MAROC
26/02/2019 17h:01 CET

Le HCR lance une web-série pour casser les stéréotypes sur les réfugiés

Dans le premier épisode, on découvre le portrait de Abbas, comédien et réfugié irakien.

Capture d'écran.

PRÉJUGÉS - En mars 2018, le Maroc enregistrait plus de 6.900 réfugiés et demandeurs d’asile sur son territoire, venus de 50 pays différents et notamment de Syrie. Si le chiffre reste stable, d’après Jean-Paul Cavaliéri, représentant du HCR au Maroc, l’intégration de ces derniers est souvent, elle, difficile. Au Maroc comme ailleurs, préjugés et stéréotypes viennent compliquer la nouvelle vie de ceux qui sont venus chercher la paix et de meilleures conditions de vie. 

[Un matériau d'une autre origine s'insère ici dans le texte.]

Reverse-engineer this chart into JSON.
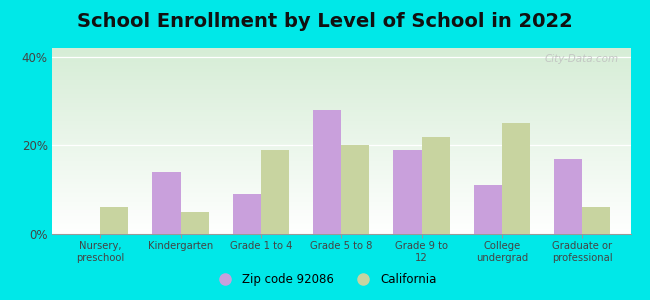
{
  "title": "School Enrollment by Level of School in 2022",
  "categories": [
    "Nursery,\npreschool",
    "Kindergarten",
    "Grade 1 to 4",
    "Grade 5 to 8",
    "Grade 9 to\n12",
    "College\nundergrad",
    "Graduate or\nprofessional"
  ],
  "zip_values": [
    0,
    14,
    9,
    28,
    19,
    11,
    17
  ],
  "ca_values": [
    6,
    5,
    19,
    20,
    22,
    25,
    6
  ],
  "zip_color": "#c9a0dc",
  "ca_color": "#c8d4a0",
  "zip_label": "Zip code 92086",
  "ca_label": "California",
  "ylim": [
    0,
    42
  ],
  "yticks": [
    0,
    20,
    40
  ],
  "ytick_labels": [
    "0%",
    "20%",
    "40%"
  ],
  "background_color": "#00e8e8",
  "plot_bg_top": "#d6edd6",
  "plot_bg_bottom": "#ffffff",
  "title_fontsize": 14,
  "bar_width": 0.35,
  "watermark": "City-Data.com"
}
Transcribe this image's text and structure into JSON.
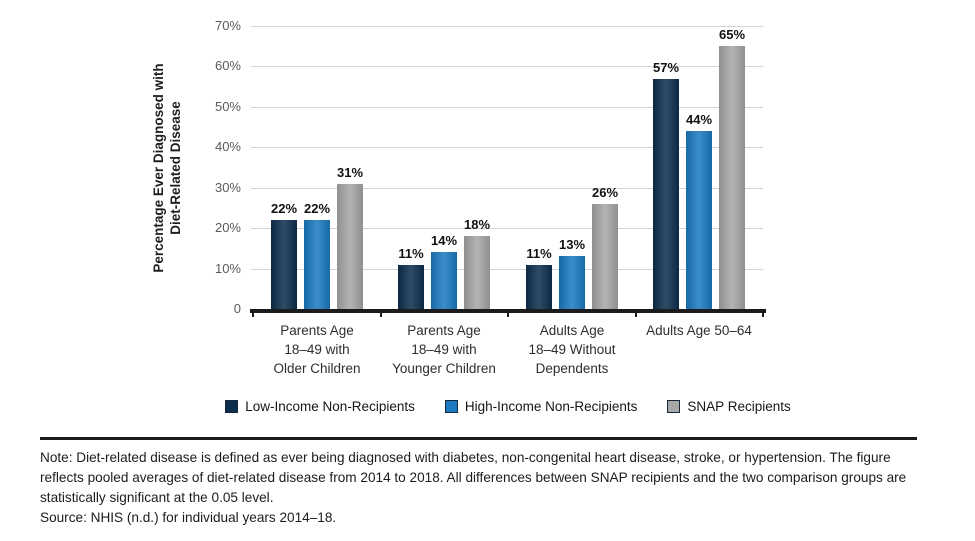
{
  "figure": {
    "note_text": "Note: Diet-related disease is defined as ever being diagnosed with diabetes, non-congenital heart disease, stroke, or hypertension. The figure reflects pooled averages of diet-related disease from 2014 to 2018. All differences between SNAP recipients and the two comparison groups are statistically significant at the 0.05 level.",
    "source_text": "Source: NHIS (n.d.) for individual years 2014–18."
  },
  "chart_data": {
    "type": "bar",
    "title": "",
    "ylabel": "Percentage Ever Diagnosed with Diet-Related Disease",
    "ylabel_lines": [
      "Percentage Ever Diagnosed with",
      "Diet-Related Disease"
    ],
    "categories": [
      "Parents Age 18–49 with Older Children",
      "Parents Age 18–49 with Younger Children",
      "Adults Age 18–49 Without Dependents",
      "Adults Age 50–64"
    ],
    "category_label_lines": [
      [
        "Parents Age",
        "18–49 with",
        "Older Children"
      ],
      [
        "Parents Age",
        "18–49 with",
        "Younger Children"
      ],
      [
        "Adults Age",
        "18–49 Without",
        "Dependents"
      ],
      [
        "Adults Age 50–64"
      ]
    ],
    "series": [
      {
        "name": "Low-Income Non-Recipients",
        "color": "#0e2e4e",
        "values": [
          22,
          11,
          11,
          57
        ]
      },
      {
        "name": "High-Income Non-Recipients",
        "color": "#1b7ac1",
        "values": [
          22,
          14,
          13,
          44
        ]
      },
      {
        "name": "SNAP Recipients",
        "color": "#a7a7a7",
        "values": [
          31,
          18,
          26,
          65
        ]
      }
    ],
    "value_suffix": "%",
    "ylim": [
      0,
      70
    ],
    "yticks": [
      0,
      10,
      20,
      30,
      40,
      50,
      60,
      70
    ],
    "ytick_labels": [
      "0",
      "10%",
      "20%",
      "30%",
      "40%",
      "50%",
      "60%",
      "70%"
    ],
    "grid": true,
    "legend_position": "bottom",
    "colors": {
      "axis": "#1b1b1b",
      "grid": "#d4d4d4",
      "tick_label": "#5a5a5a",
      "value_label": "#121212",
      "category_label": "#2e2e2e",
      "note_text": "#1c1c1c"
    }
  }
}
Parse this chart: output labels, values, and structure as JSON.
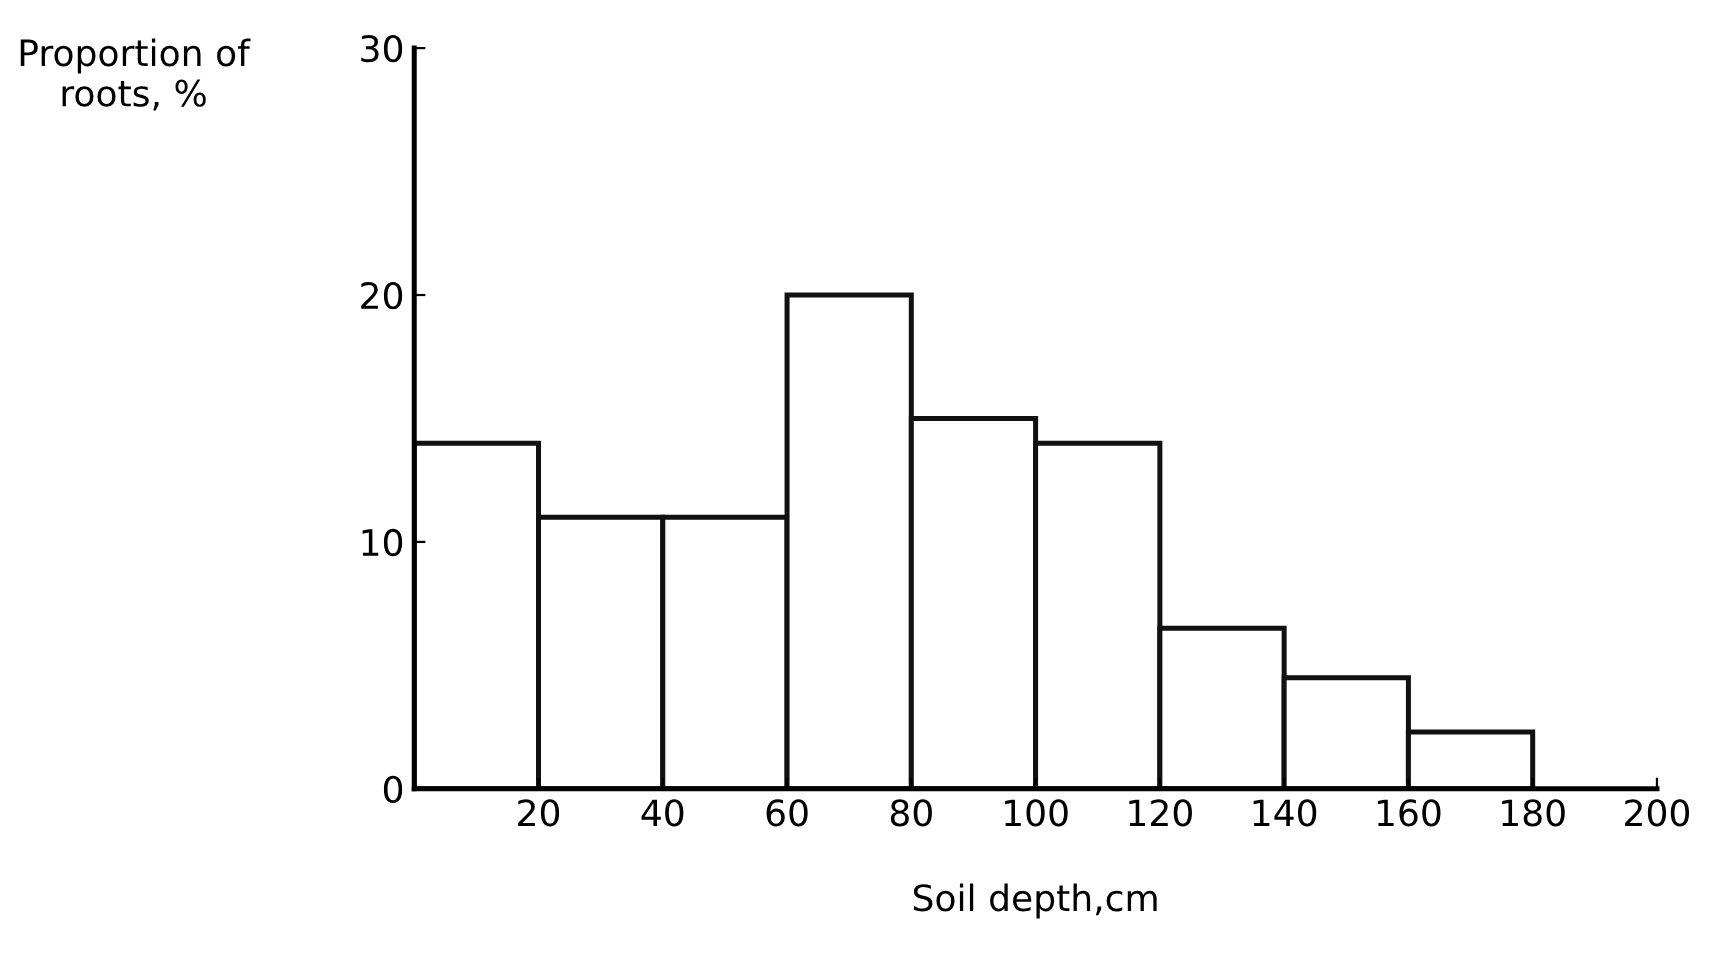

Pour lutter contre ces idées reçues et “promouvoir le vivre ensemble au Maroc”, le Haut Commissariat des Nations unies pour les réfugiés Maroc (UNHCR), s’est associé à la plateforme digitale Jawjab. Ensemble, ils lancent la web-série “Welina Wehdin Menkoun” (Nous faisons partie de vous) qui “met en lumière des profils de réfugiés au Maroc de différentes nationalités”, souligne un communiqué du HCR. “Après avoir vécu les guerres et les persécutions, ils entament aujourd’hui une nouvelle vie au Maroc. Partie intégrante de la société qui les accueille, ils constituent une véritable richesse pour le Maroc”, ajoute le document. Le premier épisode a été dévoilé ce 26 février: “Quand j’ai vu le drapeau marocain, j’ai été soulagé”.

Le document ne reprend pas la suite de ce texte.